Originally posted by Graham Slee Graham Slee wrote:

Originally posted by Graham Slee Graham Slee wrote:

Perhaps a modest increase to 40V/uS, which incidentally will double the THD, might be the answer?
 

And indeed it is. Well, so far. As everybody should know, components reveal problems only after they have bedded-in. So here I embark on another 100 hour proving session.

So far the highs are more well defined, and so is everything else.

 I believe you are correct that "the grail is not ultra-low distortion, it is speed."
Of course that speed is balanced against THD as in a compromise.
The system designer faces compromises at every critical part of a design.

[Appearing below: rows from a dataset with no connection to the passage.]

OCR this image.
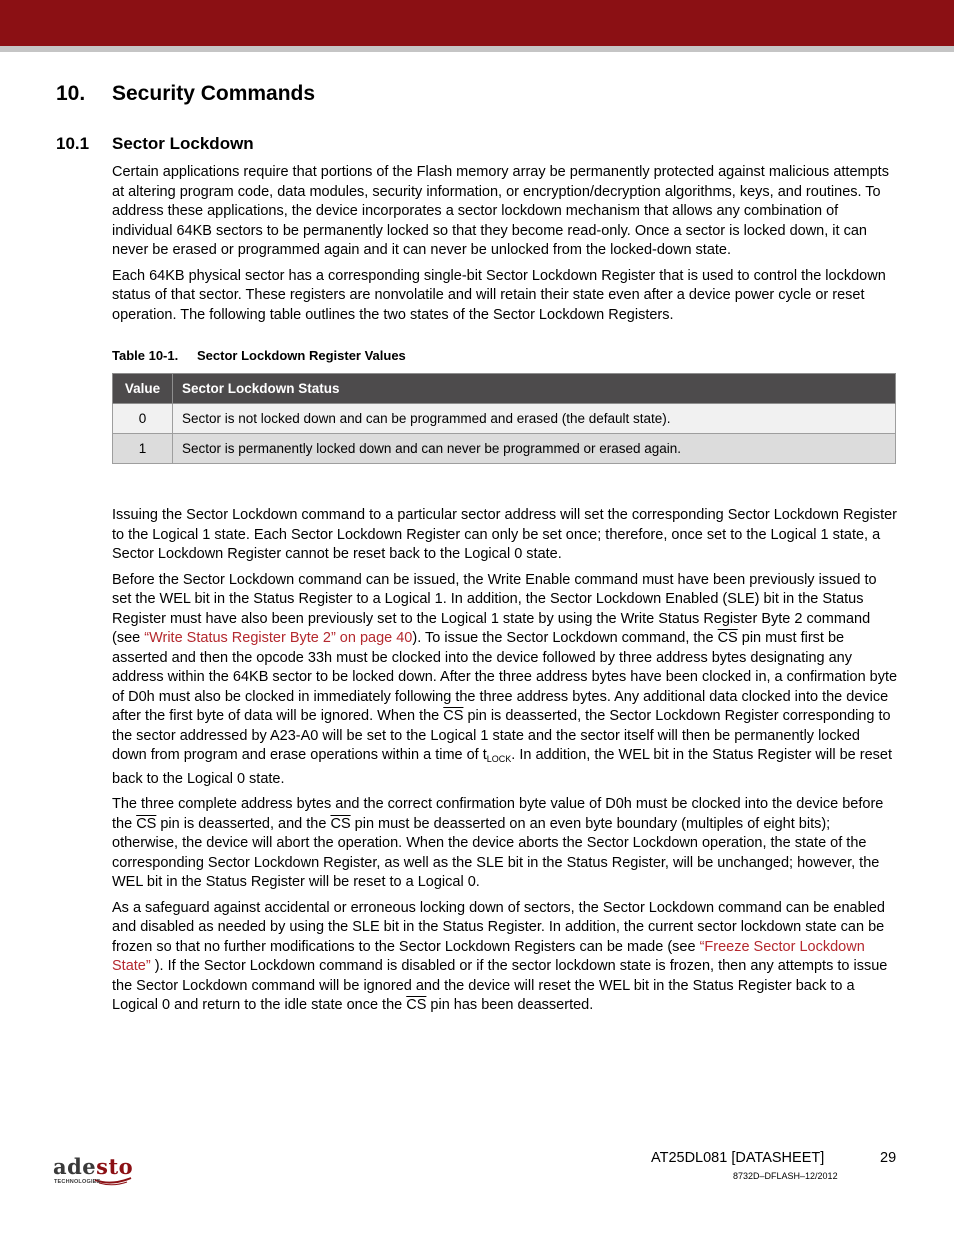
10. Security Commands
10.1 Sector Lockdown

Certain applications require that portions of the Flash memory array be permanently protected against malicious attempts at altering program code, data modules, security information, or encryption/decryption algorithms, keys, and routines. To address these applications, the device incorporates a sector lockdown mechanism that allows any combination of individual 64KB sectors to be permanently locked so that they become read-only. Once a sector is locked down, it can never be erased or programmed again and it can never be unlocked from the locked-down state.

Each 64KB physical sector has a corresponding single-bit Sector Lockdown Register that is used to control the lockdown status of that sector. These registers are nonvolatile and will retain their state even after a device power cycle or reset operation. The following table outlines the two states of the Sector Lockdown Registers.

Table 10-1. Sector Lockdown Register Values
Value	Sector Lockdown Status
0	Sector is not locked down and can be programmed and erased (the default state).
1	Sector is permanently locked down and can never be programmed or erased again.

Issuing the Sector Lockdown command to a particular sector address will set the corresponding Sector Lockdown Register to the Logical 1 state. Each Sector Lockdown Register can only be set once; therefore, once set to the Logical 1 state, a Sector Lockdown Register cannot be reset back to the Logical 0 state.

Before the Sector Lockdown command can be issued, the Write Enable command must have been previously issued to set the WEL bit in the Status Register to a Logical 1. In addition, the Sector Lockdown Enabled (SLE) bit in the Status Register must have also been previously set to the Logical 1 state by using the Write Status Register Byte 2 command (see “Write Status Register Byte 2” on page 40). To issue the Sector Lockdown command, the $\overline{CS}$ pin must first be asserted and then the opcode 33h must be clocked into the device followed by three address bytes designating any address within the 64KB sector to be locked down. After the three address bytes have been clocked in, a confirmation byte of D0h must also be clocked in immediately following the three address bytes. Any additional data clocked into the device after the first byte of data will be ignored. When the $\overline{CS}$ pin is deasserted, the Sector Lockdown Register corresponding to the sector addressed by A23-A0 will be set to the Logical 1 state and the sector itself will then be permanently locked down from program and erase operations within a time of $t_{LOCK}$. In addition, the WEL bit in the Status Register will be reset back to the Logical 0 state.

The three complete address bytes and the correct confirmation byte value of D0h must be clocked into the device before the $\overline{CS}$ pin is deasserted, and the $\overline{CS}$ pin must be deasserted on an even byte boundary (multiples of eight bits); otherwise, the device will abort the operation. When the device aborts the Sector Lockdown operation, the state of the corresponding Sector Lockdown Register, as well as the SLE bit in the Status Register, will be unchanged; however, the WEL bit in the Status Register will be reset to a Logical 0.

As a safeguard against accidental or erroneous locking down of sectors, the Sector Lockdown command can be enabled and disabled as needed by using the SLE bit in the Status Register. In addition, the current sector lockdown state can be frozen so that no further modifications to the Sector Lockdown Registers can be made (see “Freeze Sector Lockdown State” ). If the Sector Lockdown command is disabled or if the sector lockdown state is frozen, then any attempts to issue the Sector Lockdown command will be ignored and the device will reset the WEL bit in the Status Register back to a Logical 0 and return to the idle state once the $\overline{CS}$ pin has been deasserted.

adesto
TECHNOLOGIES
AT25DL081 [DATASHEET]	29
8732D–DFLASH–12/2012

 I also believe that in the final stage of amplification (as in a power amplifier)
the THD needs to be kept below some pre-determined maximum (as a preamp may need to be lower THD so its contribution to the whole is not passed on) and can be placed in the design process at a "lower priority" to achieve another characteristic having better results...
 in this case; better slew rate and better stability.

 The better slew rate should result in better sound quality,
and the better stability will give longer life.

 Patiently waiting to hear of your next 100 hour proving session results.
Bruce
AT-14SA, Pickering XV-15, Hana EL, Technics SL-1600MK2, Lautus, Majestic DAC, Technics SH-8055 spectrum analyzer, Eminence Beta8A custom cabs; Proprius & Reflex M or C, Enjoy Life your way!